DIE FURCHE: "Das Mädchen Wadjda“ erzählt von einem mutigen, frechen Kind. Waren Sie auch so?
Haifaa Al Mansour: Ich war viel schüchterner, aber das Umfeld, in dem dieser Film spielt, ist ganz ähnlich meiner Herkunft. Ich bin von zwölf Kindern die Nummer acht, meine Eltern legen großen Wert auf Traditionen, aber sie haben uns immer unterstützt: Wir sind auch ins Ausland gereist, und mir war nie etwas verboten, nur weil ich ein Mädchen bin. Außerhalb meiner Familie war ich aber mit einer völlig anderen Ordnung konfrontiert: Ich sollte Dinge auf eine bestimmte Weise tun, mich besonders kleiden usw. In meiner Familie kann ich sein, wie ich will, aber viele meiner Mitschülerinnen hatten diese Gelegenheit nie.

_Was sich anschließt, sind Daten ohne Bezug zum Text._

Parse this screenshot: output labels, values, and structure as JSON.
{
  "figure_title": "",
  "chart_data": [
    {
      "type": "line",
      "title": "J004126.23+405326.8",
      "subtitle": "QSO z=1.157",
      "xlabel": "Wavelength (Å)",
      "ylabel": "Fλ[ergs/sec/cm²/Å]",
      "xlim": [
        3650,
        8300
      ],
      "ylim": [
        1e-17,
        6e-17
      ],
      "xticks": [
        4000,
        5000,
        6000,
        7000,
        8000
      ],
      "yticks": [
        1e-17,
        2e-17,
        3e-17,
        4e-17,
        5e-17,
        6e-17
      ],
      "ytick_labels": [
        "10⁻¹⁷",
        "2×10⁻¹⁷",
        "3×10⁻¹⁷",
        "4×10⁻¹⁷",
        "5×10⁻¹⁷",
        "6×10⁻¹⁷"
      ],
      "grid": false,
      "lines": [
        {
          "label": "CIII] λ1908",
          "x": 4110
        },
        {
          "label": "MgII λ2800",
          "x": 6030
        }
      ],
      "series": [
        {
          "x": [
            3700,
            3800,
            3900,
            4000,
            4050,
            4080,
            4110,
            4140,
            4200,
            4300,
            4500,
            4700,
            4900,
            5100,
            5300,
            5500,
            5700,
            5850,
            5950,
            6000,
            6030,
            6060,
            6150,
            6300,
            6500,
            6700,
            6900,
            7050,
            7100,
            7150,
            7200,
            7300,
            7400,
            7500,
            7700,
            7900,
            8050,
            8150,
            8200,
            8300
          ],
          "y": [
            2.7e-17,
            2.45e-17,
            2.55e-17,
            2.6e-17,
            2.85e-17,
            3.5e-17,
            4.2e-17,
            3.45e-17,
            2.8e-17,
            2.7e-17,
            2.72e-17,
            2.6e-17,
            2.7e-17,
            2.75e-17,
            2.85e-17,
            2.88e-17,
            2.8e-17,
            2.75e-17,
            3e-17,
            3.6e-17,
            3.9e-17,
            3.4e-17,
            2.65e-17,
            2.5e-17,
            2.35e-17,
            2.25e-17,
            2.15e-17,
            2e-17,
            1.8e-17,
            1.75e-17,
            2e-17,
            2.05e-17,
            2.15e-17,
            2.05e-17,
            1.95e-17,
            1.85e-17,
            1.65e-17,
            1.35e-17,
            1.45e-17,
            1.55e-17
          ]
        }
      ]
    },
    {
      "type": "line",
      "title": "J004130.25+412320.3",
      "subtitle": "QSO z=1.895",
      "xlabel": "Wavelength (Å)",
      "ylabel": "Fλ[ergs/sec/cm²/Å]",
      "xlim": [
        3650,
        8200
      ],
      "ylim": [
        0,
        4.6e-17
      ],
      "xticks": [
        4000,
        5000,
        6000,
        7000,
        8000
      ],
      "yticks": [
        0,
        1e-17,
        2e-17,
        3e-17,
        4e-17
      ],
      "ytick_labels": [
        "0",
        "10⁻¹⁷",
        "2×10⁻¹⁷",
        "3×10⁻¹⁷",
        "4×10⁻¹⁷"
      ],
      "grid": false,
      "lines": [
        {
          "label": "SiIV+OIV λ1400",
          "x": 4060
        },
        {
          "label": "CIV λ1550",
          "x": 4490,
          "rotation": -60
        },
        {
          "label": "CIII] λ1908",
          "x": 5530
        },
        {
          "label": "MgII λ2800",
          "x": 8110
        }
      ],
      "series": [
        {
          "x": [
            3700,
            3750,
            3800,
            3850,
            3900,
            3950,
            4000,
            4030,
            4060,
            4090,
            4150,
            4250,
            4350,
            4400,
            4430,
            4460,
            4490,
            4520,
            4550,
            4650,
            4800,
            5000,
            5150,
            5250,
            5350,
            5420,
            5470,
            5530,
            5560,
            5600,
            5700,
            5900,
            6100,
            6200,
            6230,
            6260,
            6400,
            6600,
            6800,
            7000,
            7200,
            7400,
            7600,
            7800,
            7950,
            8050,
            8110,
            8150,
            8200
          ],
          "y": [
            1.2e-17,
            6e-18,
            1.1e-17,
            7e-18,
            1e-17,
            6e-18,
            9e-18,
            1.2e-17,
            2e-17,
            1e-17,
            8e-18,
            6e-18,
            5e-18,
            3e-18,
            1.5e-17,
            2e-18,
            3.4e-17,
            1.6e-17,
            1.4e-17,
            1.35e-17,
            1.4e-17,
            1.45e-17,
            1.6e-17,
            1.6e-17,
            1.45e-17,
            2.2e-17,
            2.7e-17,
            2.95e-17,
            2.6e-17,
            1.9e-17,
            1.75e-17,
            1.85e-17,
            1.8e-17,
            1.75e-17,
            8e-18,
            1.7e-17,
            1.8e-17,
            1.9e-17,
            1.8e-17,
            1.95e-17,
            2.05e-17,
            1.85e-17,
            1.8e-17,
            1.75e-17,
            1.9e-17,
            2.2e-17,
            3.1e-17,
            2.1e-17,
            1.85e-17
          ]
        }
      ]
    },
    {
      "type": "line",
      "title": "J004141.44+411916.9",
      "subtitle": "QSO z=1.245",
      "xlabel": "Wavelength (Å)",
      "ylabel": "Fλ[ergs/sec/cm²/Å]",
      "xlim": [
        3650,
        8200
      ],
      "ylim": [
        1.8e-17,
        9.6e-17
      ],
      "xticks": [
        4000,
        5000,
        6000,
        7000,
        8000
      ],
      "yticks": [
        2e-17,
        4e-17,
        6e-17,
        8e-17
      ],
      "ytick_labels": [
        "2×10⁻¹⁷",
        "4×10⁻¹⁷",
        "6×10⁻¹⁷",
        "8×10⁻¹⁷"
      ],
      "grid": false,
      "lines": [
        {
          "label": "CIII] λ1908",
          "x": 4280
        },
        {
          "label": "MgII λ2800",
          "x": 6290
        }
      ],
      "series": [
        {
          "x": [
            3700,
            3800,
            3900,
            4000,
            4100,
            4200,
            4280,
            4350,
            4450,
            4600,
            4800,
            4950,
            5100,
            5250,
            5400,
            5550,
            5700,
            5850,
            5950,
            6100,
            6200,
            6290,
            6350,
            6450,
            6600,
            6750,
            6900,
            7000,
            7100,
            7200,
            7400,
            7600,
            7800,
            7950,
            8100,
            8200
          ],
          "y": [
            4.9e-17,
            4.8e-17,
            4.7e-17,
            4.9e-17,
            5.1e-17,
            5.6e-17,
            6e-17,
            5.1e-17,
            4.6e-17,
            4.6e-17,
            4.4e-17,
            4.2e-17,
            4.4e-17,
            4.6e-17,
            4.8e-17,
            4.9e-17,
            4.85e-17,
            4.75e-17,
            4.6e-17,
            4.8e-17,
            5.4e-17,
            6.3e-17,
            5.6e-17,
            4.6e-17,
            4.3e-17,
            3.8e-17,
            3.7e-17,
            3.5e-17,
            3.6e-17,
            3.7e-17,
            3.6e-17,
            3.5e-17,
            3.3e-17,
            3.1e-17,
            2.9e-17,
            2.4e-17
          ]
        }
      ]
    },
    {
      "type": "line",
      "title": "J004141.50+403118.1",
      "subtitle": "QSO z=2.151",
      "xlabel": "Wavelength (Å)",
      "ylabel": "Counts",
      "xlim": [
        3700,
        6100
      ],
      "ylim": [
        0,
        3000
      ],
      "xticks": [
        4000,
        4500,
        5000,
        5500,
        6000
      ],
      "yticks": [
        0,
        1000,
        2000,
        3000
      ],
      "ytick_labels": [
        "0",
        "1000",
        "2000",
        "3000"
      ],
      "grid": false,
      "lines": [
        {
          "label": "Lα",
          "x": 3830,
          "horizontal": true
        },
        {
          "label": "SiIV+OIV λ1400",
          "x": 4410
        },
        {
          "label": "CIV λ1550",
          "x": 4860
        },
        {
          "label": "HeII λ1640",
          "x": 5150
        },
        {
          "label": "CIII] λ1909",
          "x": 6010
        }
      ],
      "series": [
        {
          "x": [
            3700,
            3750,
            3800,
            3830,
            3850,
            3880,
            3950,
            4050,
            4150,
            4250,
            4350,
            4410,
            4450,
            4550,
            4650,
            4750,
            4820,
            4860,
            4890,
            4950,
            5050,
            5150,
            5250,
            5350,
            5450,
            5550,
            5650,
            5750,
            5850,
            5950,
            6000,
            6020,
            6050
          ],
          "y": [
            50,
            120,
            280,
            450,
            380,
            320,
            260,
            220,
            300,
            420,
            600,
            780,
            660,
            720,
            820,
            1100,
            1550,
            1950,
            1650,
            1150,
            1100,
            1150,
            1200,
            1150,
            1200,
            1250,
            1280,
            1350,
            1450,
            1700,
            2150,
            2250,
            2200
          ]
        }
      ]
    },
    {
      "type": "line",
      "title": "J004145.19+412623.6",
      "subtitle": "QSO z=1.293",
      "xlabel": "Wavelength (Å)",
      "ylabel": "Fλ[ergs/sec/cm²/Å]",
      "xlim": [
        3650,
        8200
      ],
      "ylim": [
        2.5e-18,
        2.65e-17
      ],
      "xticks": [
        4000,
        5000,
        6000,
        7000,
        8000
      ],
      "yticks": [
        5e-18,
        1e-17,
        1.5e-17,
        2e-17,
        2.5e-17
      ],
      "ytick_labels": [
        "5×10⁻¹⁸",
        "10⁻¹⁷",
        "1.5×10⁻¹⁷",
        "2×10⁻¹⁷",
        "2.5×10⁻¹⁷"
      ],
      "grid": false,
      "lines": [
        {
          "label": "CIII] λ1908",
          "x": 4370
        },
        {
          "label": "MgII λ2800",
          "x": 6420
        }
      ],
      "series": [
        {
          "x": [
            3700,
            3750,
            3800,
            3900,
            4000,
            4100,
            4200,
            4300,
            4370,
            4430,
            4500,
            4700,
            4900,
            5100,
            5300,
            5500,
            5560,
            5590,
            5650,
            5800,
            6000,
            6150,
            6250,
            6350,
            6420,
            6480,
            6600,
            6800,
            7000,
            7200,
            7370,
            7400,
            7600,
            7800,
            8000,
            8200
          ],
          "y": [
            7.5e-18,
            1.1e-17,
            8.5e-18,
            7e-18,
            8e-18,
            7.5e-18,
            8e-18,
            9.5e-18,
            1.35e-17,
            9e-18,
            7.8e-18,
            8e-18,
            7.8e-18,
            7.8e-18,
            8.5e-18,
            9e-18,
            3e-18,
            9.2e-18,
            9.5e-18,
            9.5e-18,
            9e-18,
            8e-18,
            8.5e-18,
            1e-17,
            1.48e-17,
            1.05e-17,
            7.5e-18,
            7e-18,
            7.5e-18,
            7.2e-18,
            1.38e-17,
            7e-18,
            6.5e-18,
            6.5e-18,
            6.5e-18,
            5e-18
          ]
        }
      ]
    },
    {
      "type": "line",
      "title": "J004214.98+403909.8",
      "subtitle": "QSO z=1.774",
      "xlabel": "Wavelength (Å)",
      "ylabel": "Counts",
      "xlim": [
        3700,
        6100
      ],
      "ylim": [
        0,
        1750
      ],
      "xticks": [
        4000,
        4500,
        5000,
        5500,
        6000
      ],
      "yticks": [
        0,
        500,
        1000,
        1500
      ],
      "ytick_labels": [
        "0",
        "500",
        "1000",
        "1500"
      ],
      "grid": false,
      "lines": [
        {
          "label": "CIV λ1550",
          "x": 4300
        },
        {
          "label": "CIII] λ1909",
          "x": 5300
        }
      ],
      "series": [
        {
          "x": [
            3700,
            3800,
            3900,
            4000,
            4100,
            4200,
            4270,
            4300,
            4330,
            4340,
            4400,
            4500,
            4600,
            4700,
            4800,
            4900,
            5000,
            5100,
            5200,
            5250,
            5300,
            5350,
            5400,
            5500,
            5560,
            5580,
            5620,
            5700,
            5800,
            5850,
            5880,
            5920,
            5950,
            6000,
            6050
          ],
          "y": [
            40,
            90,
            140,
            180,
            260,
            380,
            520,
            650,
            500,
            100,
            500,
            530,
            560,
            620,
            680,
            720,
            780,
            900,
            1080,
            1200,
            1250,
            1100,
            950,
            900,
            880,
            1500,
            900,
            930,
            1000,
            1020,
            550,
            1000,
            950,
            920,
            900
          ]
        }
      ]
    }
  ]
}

DIE FURCHE: Sie sind in Saudi-Arabien eine prominente, auch kontroversielle Person. Wie geht Ihre Familie damit um?
Mansour: Vor allem meine Mutter ist unglaublich stolz, alle rufen an, wenn ich im Fernsehen bin. Aber Saudi-Arabien ist sehr konservativ. Ich versuche zwar, bei meiner Arbeit respektvoll zu sein, aber viele mögen es nicht, dass da eine Frau Filme über Frauenrechte macht. Die meinen, Frauen sollten daheim bleiben und sich verschleiern. Es gibt diese Leute - aber es gibt auch viele Menschen, die die Frauen freier sehen wollen.

DIE FURCHE: Kinos sind in Saudi-Arabien verboten. Findet Ihr Film trotzdem sein Publikum?
Mansour: Wir werden ihn auf DVD und im Fernsehen herausbringen, die Saudis sind sehr interessiert, Filme über das eigene Land zu sehen. Es ist zwar schade, dass es keine Kinos gibt, aber es gibt eine immer größere Bühne für Frauen und auch für die Kunst. Zwar können wir uns nur innerhalb bestimmter Grenzen ausdrücken, aber es ist wichtig, dass wir trotzdem Filme drehen und Bücher schreiben und Dinge tun, die die Debatte weiterbringen - gerade an einem so konservativen Ort.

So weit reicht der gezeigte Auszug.